Abstract In this report, we show that the majority of CD8+T cells in the trigeminal ganglion (TG) of mice ocularly infected with HSV-1 express Tim-3, a molecule that delivers negative signals to CD8+T cells when it engages its ligand, Galectin 9 (Gal-9). Curiously Gal-9 glycoprotein is also up regulated in the TG both during the time when replicating virus is present as well during early viral latency. Accordingly it is conceivable that the efficiency of ganglionic CD8+T cell function could be influenced by Gal-9/Tim-3 interaction. In support of this we show that the activity of peptide stimulated CD8+T cells recovered from the TG of WT mice produced less IFN-γ, TNF-α and Granzyme B molecules in comparison to TG CD8+T cells of Gal-9KO mice. Differences in the number of productively and latently infected neuronal cells were also evident between WT and Gal-9KO mice.

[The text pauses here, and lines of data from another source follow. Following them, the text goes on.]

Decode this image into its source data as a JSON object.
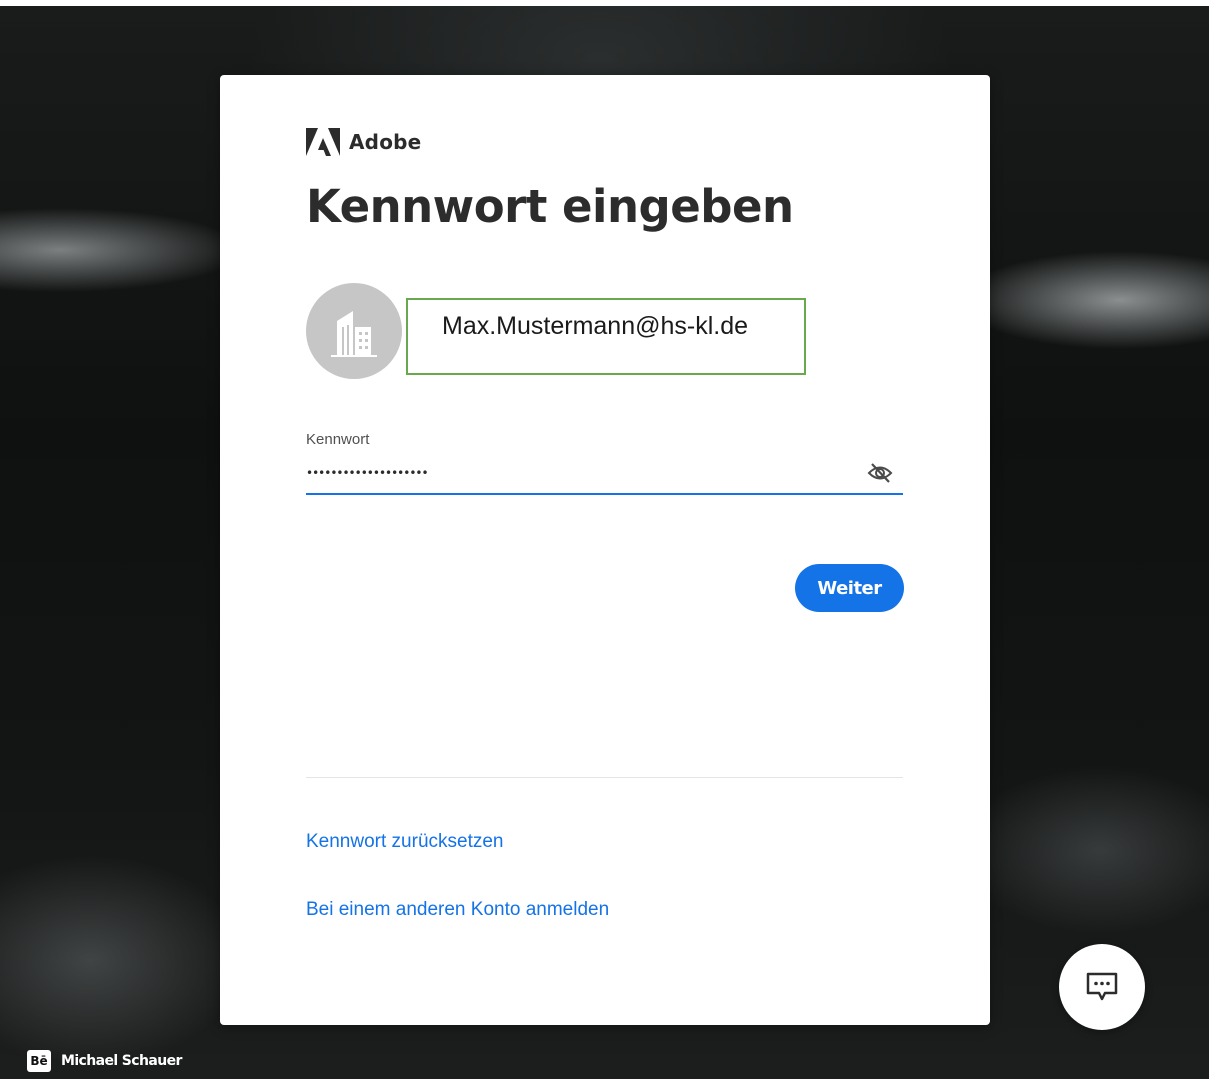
{
  "brand": {
    "name": "Adobe",
    "accent_color": "#1473e6",
    "logo_color": "#2c2c2c"
  },
  "page": {
    "title": "Kennwort eingeben"
  },
  "account": {
    "email": "Max.Mustermann@hs-kl.de",
    "avatar_icon": "building-icon"
  },
  "password_field": {
    "label": "Kennwort",
    "value": "••••••••••••••••••••",
    "toggle_icon": "eye-slash-icon"
  },
  "actions": {
    "continue_label": "Weiter"
  },
  "links": {
    "reset_password": "Kennwort zurücksetzen",
    "other_account": "Bei einem anderen Konto anmelden"
  },
  "chat": {
    "icon": "chat-bubble-icon"
  },
  "credit": {
    "badge": "Bē",
    "name": "Michael Schauer"
  }
}
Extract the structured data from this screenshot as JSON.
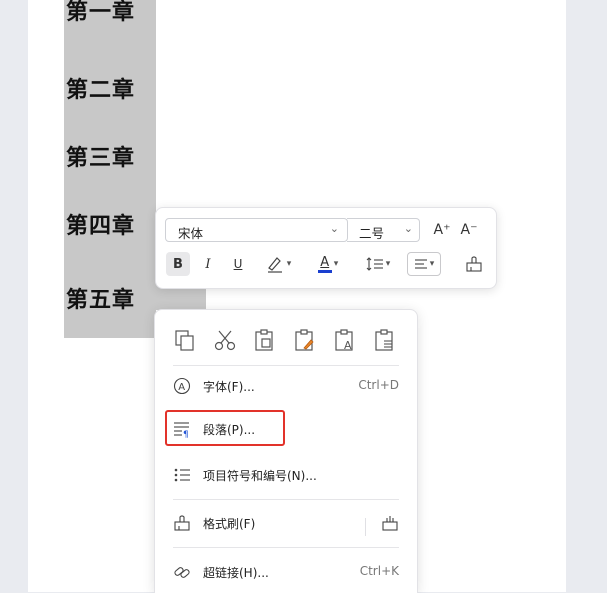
{
  "document": {
    "headings": [
      "第一章",
      "第二章",
      "第三章",
      "第四章",
      "第五章"
    ]
  },
  "mini_toolbar": {
    "font_name": "宋体",
    "font_size": "二号",
    "grow_font": "A⁺",
    "shrink_font": "A⁻",
    "bold": "B",
    "italic": "I",
    "underline": "U",
    "font_color_letter": "A",
    "font_color": "#1a3fcf"
  },
  "context_menu": {
    "items": [
      {
        "label": "字体(F)...",
        "shortcut": "Ctrl+D"
      },
      {
        "label": "段落(P)..."
      },
      {
        "label": "项目符号和编号(N)..."
      },
      {
        "label": "格式刷(F)"
      },
      {
        "label": "超链接(H)...",
        "shortcut": "Ctrl+K"
      }
    ]
  },
  "colors": {
    "highlight_box": "#e2322a",
    "selection": "#c8c8c8"
  }
}
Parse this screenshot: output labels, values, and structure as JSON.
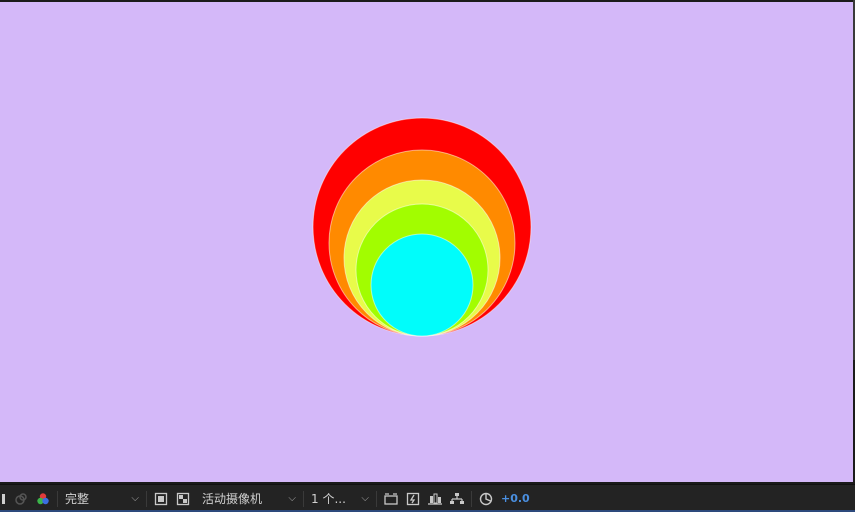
{
  "composition": {
    "background_color": "#d4b8f9",
    "circles": [
      {
        "name": "red",
        "color": "#ff0000"
      },
      {
        "name": "orange",
        "color": "#ff8a00"
      },
      {
        "name": "yellow",
        "color": "#e8fb4a"
      },
      {
        "name": "green",
        "color": "#a2fd00"
      },
      {
        "name": "cyan",
        "color": "#00fdfb"
      }
    ]
  },
  "toolbar": {
    "resolution_value": "完整",
    "camera_value": "活动摄像机",
    "views_value": "1 个...",
    "exposure_value": "+0.0",
    "icons": [
      "camera-icon",
      "color-channels-icon",
      "region-of-interest-icon",
      "transparency-grid-icon",
      "3d-view-icon",
      "fast-preview-icon",
      "timeline-icon",
      "flowchart-icon",
      "reset-exposure-icon"
    ],
    "accent_color": "#4a8fe0"
  }
}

In vitro studies demonstrated that TG cell cultures of WT HSV-1 infected mice exposed to recombinant Gal-9 in the latent phase caused apoptosis of some CD8+T cells and induce viral reactivation. Our results demonstrate that the host homeostatic mechanism mediated by Gal-9/Tim-3 interaction on CD8+T cells can influence the outcome of latent HSV-1 infection. Neuronal cell function is likely to be preserved when host Gal-9 levels are low, since inhibitory effects on latency controlling CD8+T cells will be minimal.